Construction of a novel BaZr0.1Ce0.7Y0.2O3-δ-SnO2 heterojunction composite electrolyte for advanced semiconductor ion fuel cells operating at lower temperature down to 350

[Display omitted] •We design a novel BZCY-SnO2 composite electrolyte with proton dominated mixed ion conduction.•The synergistic effect of BZCY-SnO2 composite further lower the melting point temperature of Li2CO3/LiOH complex.•The built-in electric field from BZCY-SnO2 heterojunction effectively promote the ions (H+and O2–) conduction.•The single cell with 7BZCY-3SnO2 electrolyte still achieve an MPD of 92 mW/cm2 at low temperature of 350 °C. One of the challenges facing in semiconductor ion fuel cells (SIFCs) is overcoming the limitation of low temperature (below 400 °C). Proton conductor material, holding low transport activation energy to deliver protons, have become a significant alternative candidate for seeking for high performance electrolyte.

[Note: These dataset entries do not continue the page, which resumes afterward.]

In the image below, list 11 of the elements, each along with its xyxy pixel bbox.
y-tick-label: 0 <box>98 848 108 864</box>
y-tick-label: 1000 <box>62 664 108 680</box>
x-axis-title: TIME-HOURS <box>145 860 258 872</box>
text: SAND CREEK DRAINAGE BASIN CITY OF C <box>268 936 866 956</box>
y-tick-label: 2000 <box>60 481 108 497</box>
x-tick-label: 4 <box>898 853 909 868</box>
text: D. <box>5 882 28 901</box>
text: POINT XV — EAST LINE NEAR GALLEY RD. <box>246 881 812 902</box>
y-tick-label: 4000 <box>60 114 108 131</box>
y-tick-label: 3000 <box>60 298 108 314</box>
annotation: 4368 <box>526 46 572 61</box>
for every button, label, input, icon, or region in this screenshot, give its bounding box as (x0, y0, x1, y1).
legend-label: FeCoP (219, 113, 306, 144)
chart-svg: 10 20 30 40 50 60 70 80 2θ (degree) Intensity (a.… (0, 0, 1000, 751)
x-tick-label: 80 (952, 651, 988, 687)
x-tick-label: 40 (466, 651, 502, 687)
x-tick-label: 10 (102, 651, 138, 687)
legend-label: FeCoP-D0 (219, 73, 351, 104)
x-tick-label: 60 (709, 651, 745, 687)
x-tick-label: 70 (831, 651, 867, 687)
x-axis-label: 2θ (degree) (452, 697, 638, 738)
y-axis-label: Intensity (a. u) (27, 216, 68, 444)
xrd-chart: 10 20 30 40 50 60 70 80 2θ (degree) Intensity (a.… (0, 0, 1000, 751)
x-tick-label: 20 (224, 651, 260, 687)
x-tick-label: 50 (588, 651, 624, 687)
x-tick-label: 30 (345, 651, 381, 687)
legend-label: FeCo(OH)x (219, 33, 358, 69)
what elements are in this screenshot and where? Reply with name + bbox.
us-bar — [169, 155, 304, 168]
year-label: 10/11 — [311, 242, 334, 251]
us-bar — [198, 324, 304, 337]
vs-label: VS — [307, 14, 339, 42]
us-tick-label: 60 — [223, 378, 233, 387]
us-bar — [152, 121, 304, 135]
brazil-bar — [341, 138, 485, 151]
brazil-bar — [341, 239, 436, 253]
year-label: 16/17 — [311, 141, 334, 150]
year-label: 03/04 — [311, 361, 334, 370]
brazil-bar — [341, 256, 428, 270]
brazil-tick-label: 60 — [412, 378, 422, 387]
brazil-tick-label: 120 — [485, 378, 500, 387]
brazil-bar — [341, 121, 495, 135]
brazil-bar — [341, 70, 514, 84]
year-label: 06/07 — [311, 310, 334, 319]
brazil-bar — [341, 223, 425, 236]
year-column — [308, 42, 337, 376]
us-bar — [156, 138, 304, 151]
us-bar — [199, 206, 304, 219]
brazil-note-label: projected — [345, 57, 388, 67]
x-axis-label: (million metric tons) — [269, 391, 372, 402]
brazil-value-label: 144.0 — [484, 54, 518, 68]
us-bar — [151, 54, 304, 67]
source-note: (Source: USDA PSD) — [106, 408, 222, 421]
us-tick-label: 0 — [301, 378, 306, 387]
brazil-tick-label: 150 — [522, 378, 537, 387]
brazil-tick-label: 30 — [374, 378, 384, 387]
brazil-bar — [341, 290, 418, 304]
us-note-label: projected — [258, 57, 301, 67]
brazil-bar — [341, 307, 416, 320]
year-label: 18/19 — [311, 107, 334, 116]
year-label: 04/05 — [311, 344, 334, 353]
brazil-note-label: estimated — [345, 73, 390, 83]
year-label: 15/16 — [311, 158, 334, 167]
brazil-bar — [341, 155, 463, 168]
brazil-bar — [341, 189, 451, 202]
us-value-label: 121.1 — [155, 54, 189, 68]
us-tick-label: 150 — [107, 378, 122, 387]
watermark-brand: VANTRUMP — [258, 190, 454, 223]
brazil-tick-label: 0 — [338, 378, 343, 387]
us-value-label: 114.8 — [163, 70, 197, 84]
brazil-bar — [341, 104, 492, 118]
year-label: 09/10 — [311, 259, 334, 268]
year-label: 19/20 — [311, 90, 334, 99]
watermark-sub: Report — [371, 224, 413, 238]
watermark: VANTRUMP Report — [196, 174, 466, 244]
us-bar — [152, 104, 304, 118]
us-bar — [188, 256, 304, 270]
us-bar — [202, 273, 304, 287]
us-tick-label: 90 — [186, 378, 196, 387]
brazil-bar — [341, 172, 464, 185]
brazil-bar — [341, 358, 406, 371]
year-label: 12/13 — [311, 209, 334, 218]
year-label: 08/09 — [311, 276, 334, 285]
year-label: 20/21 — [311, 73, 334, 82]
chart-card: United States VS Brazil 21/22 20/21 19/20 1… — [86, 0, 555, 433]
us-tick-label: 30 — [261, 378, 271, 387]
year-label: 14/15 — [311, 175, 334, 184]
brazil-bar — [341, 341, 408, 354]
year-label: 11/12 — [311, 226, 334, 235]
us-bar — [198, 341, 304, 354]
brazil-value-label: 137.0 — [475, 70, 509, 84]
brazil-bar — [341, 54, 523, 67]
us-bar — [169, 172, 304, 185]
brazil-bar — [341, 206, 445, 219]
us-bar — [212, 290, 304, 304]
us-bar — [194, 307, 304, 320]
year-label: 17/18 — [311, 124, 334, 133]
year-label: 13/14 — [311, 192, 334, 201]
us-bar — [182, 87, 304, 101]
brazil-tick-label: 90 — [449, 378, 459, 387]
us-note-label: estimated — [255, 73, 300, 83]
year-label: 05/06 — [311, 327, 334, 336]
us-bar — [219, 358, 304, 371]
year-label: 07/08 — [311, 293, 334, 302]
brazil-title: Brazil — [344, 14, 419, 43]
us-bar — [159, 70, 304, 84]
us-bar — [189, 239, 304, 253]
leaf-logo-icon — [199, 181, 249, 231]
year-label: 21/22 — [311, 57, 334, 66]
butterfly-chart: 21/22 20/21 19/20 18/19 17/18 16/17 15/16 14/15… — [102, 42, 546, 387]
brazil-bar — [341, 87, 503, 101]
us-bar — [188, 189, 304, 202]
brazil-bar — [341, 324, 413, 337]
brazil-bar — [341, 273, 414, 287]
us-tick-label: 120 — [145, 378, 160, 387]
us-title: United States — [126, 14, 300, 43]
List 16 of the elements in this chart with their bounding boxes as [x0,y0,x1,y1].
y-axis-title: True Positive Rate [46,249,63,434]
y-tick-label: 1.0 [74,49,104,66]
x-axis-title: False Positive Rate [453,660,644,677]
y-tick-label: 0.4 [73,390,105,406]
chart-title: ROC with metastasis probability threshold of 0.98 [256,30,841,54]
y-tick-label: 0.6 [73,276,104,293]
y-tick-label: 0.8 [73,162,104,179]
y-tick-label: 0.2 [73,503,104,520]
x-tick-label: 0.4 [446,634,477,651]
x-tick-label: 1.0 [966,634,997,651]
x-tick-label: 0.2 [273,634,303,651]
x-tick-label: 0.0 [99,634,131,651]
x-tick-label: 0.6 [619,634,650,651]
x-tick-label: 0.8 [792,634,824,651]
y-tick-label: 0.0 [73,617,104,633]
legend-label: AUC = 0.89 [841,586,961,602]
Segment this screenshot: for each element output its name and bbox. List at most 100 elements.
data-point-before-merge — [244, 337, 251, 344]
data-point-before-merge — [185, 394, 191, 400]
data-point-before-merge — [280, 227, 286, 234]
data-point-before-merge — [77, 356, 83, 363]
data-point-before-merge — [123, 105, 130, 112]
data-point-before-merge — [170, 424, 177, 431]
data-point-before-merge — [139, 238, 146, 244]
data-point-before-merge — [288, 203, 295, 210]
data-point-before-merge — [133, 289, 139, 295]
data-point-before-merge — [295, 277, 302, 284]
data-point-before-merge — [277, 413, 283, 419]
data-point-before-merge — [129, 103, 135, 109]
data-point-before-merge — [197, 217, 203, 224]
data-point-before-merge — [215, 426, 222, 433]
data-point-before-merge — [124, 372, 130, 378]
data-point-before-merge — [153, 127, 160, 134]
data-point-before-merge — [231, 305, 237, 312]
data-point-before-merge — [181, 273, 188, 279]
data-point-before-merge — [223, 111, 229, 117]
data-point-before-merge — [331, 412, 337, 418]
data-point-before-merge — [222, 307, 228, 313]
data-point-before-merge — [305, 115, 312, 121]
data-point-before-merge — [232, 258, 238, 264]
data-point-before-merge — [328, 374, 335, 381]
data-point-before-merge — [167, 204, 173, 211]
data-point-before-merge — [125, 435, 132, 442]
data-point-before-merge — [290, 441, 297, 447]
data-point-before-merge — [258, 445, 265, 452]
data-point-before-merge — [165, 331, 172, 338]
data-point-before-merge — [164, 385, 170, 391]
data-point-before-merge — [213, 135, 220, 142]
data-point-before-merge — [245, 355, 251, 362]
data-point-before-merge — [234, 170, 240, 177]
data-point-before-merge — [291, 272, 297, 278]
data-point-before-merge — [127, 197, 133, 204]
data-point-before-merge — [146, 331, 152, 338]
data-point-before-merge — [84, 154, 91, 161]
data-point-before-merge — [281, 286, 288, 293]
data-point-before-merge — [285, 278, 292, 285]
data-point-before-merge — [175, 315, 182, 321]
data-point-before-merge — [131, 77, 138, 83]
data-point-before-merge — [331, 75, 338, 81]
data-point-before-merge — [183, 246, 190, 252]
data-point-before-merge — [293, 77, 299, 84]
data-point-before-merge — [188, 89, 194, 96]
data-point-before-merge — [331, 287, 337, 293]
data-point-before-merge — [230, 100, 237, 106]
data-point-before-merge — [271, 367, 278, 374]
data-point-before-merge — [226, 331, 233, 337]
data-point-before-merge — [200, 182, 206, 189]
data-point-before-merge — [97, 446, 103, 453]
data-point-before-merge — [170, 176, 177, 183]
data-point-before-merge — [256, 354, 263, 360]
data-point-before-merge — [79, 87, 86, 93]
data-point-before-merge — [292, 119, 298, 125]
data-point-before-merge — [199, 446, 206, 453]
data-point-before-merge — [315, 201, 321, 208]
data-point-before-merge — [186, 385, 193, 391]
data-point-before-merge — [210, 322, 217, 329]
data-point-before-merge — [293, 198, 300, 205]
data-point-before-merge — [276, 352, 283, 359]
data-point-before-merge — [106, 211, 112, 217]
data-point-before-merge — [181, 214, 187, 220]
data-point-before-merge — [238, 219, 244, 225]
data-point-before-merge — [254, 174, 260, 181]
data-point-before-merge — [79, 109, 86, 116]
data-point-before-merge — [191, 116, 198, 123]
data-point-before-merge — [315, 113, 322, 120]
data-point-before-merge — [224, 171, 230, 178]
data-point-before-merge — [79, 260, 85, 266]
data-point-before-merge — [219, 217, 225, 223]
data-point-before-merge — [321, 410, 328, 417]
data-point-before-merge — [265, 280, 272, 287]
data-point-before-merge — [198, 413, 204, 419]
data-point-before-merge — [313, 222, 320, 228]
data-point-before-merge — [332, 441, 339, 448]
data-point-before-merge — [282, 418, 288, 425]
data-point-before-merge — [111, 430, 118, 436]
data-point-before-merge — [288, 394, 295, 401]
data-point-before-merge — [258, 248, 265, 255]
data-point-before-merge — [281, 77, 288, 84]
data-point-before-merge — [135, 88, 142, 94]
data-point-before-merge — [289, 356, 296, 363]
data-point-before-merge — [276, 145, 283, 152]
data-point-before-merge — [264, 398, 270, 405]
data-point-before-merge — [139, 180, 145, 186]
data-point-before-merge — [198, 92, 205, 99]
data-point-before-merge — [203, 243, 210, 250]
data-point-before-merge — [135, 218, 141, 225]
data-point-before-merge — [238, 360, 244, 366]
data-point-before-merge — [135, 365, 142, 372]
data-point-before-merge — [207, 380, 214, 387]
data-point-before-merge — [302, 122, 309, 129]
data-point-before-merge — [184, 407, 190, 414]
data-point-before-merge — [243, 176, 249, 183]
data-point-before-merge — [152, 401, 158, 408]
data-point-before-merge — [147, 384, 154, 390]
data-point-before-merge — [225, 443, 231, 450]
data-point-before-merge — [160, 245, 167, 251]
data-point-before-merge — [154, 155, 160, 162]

Herein, we designed a proton dominated mixed ion (H+/O2−) conduction BaZr0.1Ce0.7Y0.2O3-δ-SnO2 (BZCY-SnO2) composite material using proton-conducting BZCY as the electrolyte of SIFCs for the first time. The composite not only fully utilizes the properties of proton-conducting BZCY and wide bandgap SnO2, but also takes advantage of the heterojunction characteristics formed between BZCY and SnO2. Furthermore, the built-in electric field in BZCY-SnO2 heterojunction promotes the ion (H+ and O2–) conduction while suppresses electronic (e-) conduction, thereby improving the overall performance of the single cell. As a result, the single cell with 7BZCY-3SnO2 composite electrolyte achieved a peak power density of 1102 mW/cm2 and remarkable ionic conductivity of 0.155 S·cm−1 at 550 °C. Specially, the synergistic effect of the BZCY-SnO2 composite electrolyte can further lower the melting point temperature of Li2CO3/LiOH complex in the electrolyte. This results in a further reduction in the operating temperature of the single cell. And then the device can still obtain a power output of 92 mW/cm2 at 350 °C. The innovative design can effectively overcome the common bottleneck phenomenon of cell operation temperature at temperature below 400 °C. This strategy opens up new avenues for the electrolyte development and application of SIFCs.